A poodle tends to get along well with other dogs, but is not usually compatible with cats and rodents. In addition, although the poodle breed is tolerant of children, it is imperative that a child knows how to properly interact with a poodle to avoid any mishaps, as poodles do not take kindly to being teased or treated poorly.

Poodles are an excellent choice for those who have allergies to dog fur as they shed little to no hair. That being said, their coat requires daily grooming (brushing) and extensive grooming (bathing, clipping and ear care) is required every 1 ½ – 2 months. The teeth of the poodle also require scaling regularly. The coat of the poodle is available in a variety of different solid colors including white, black, gray, brown, tan and red. There are even multicolor coat varieties.

Poodles make ideal family pets and will never leave you feeling lonely. They are faithful companions, and are happiest when they are with their owners. They do not like to be alone. Therefore, think long and hard about adopting this breed if you have a busy life that will not include the dog most of the time.

Poodle Dogs and Children – Are they compatible?

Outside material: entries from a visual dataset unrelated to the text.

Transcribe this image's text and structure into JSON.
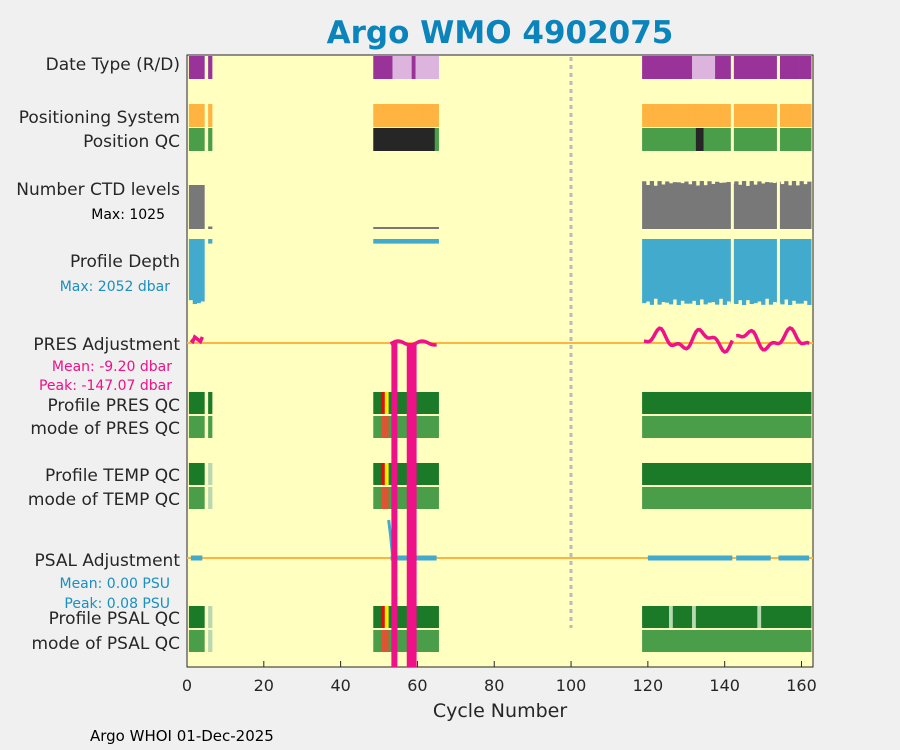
{
  "chart_data": {
    "type": "table",
    "title": "Argo WMO 4902075",
    "xlabel": "Cycle Number",
    "xlim": [
      0,
      163
    ],
    "x_ticks": [
      0,
      20,
      40,
      60,
      80,
      100,
      120,
      140,
      160
    ],
    "footer": "Argo WHOI 01-Dec-2025",
    "reference_cycle": 100,
    "row_labels": {
      "date_type": "Date Type (R/D)",
      "positioning_system": "Positioning System",
      "position_qc": "Position QC",
      "n_ctd_levels": "Number CTD levels",
      "profile_depth": "Profile Depth",
      "pres_adjustment": "PRES Adjustment",
      "profile_pres_qc": "Profile PRES QC",
      "mode_pres_qc": "mode of PRES QC",
      "profile_temp_qc": "Profile TEMP QC",
      "mode_temp_qc": "mode of TEMP QC",
      "psal_adjustment": "PSAL Adjustment",
      "profile_psal_qc": "Profile PSAL QC",
      "mode_psal_qc": "mode of PSAL QC"
    },
    "stats": {
      "ctd_max": "Max: 1025",
      "depth_max": "Max: 2052 dbar",
      "pres_mean": "Mean: -9.20 dbar",
      "pres_peak": "Peak: -147.07 dbar",
      "psal_mean": "Mean: 0.00 PSU",
      "psal_peak": "Peak: 0.08 PSU"
    },
    "cycle_ranges": [
      [
        1,
        4
      ],
      [
        6,
        6
      ],
      [
        49,
        65
      ],
      [
        119,
        162
      ]
    ],
    "date_type_delayed_cycles": [
      [
        54,
        58
      ],
      [
        60,
        65
      ],
      [
        132,
        137
      ]
    ],
    "position_qc_bad_cycles": [
      [
        49,
        64
      ],
      [
        133,
        134
      ]
    ],
    "profile_qc_flag_cycles": [
      51,
      52
    ],
    "psal_qc_light_cycles": [
      6,
      126,
      132,
      149
    ],
    "ctd_levels_max": 1025,
    "profile_depth_max_dbar": 2052,
    "pres_adjustment_outlier_cycles": [
      54,
      58,
      59
    ],
    "colors": {
      "plot_bg": "#ffffc0",
      "realtime": "#993399",
      "delayed": "#ddb4dd",
      "positioning": "#ffb340",
      "qc_good": "#1a7a28",
      "qc_mode_good": "#4a9e4a",
      "qc_bad": "#262626",
      "qc_warn": "#ffee00",
      "qc_fail": "#dd1111",
      "qc_mode_warn": "#dd5533",
      "qc_light": "#b8d8b0",
      "ctd": "#787878",
      "depth": "#42aacc",
      "adjustment": "#ee1188",
      "zero_line": "#ffb340",
      "title": "#0a84bb",
      "pres_stats": "#ee1188",
      "psal_stats": "#1a8fc0"
    }
  }
}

Poodle dogs and children have the potential to develop a wonderful relationship. Poodles are a very affectionate dog breed and can be devoted to all of their human family members regardless of their gender or age. However, the opposite can be true if children neglect the dog or are mean, tease, or harm them in any way. This type of cruel behavior is what turns trusting and loving poodles into fearful, untrusting or aggressive dogs. Most poodles will not put up with abusive behavior.

Therefore, to ensure a poodle dog and children get along well, it’s imperative that parents invest time in teaching their children how to properly care for the poodle, how to play with him/her, and when to leave the dog alone. When you provide children with understanding of the dog, the more conscious they will be of how they interact with the family pet and the more they will love the poodle.

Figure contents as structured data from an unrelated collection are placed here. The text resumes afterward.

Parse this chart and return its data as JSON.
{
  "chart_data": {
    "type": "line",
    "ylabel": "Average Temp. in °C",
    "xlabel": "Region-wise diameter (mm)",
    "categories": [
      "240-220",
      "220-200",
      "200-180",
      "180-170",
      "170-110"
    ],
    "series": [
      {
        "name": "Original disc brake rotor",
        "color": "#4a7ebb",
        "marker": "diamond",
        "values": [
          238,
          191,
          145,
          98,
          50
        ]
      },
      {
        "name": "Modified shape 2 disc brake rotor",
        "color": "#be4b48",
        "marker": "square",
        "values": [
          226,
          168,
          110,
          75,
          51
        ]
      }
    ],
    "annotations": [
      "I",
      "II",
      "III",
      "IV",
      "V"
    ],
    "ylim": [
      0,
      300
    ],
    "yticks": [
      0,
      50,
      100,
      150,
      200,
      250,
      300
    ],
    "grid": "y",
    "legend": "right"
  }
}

To help a child understand a poodle, it’s a good idea to allow them to participate in all the care that is required to maintain a health, happy dog. This means including children in –

  • Feeding the dog
  • Walking the dog
  • Grooming the dog
  • Giving water to the dog

Children like to participate and they enjoy a certain level of responsibility. The older they become, the more they can learn and their responsibility will grow. Although school-age children can handle feeding the poodle dog and providing him/her with water, these tasks shouldn’t be trusted with very small children.

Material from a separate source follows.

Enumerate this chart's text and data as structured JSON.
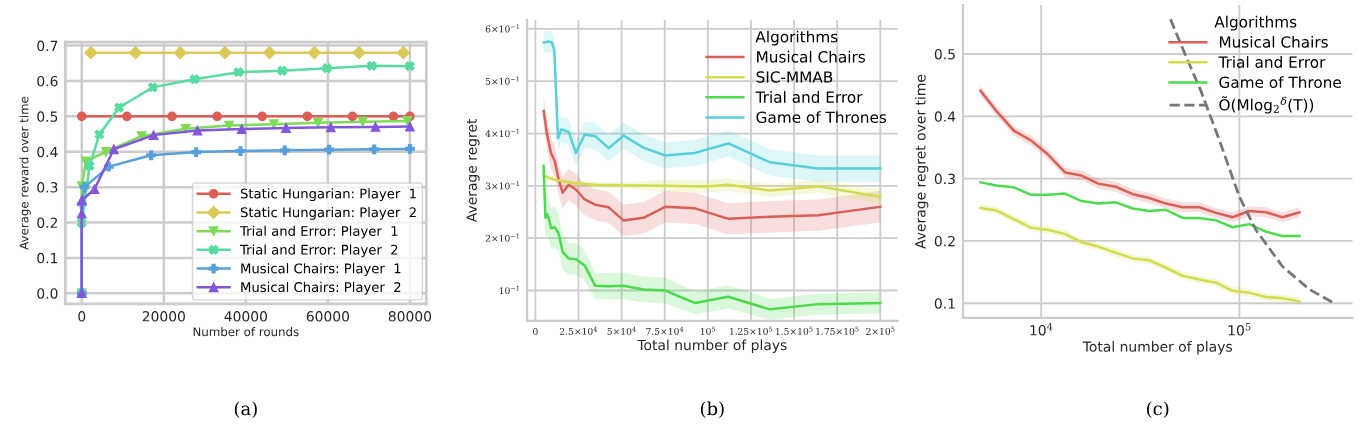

For instance, toddlers should never be left alone with the poodle, or any family pet for that matter. Toddlers are curious and will not understand how to interact with the dog. There is a greater chance that the poodle will snap at very small children, even though teasing done to the dog may have been unintentional.

It’s always best to introduce your poodle to a newborn baby, instead of trying to keep the dog away from the infant. By segregating the poodle from the baby, you risk giving the poodle the idea that the baby is an intruder and not a member of the family.

Even though you may want to keep the poodle dog away from your baby to avoid germs being passed, there is actually very little chance that a disease can be passed to the baby from the dog. Just remember to teach the dog to not lick the baby. It’s best to introduce the dog and baby and allow the poodle to sniff the infant and accept it as a new member of the family. You will likely find that when your poodle accepts your baby, he/she will be more patient with the infant and even be protective of the child.

This is how you can begin developing a beautiful relationship between a young child and a dog.

Finally, keep in mind that miniature poodles, and especially toy poodles, are more fragile than the standard poodle dog. Hence, make sure children know how to handle these dogs to ensure no injury comes to the pet.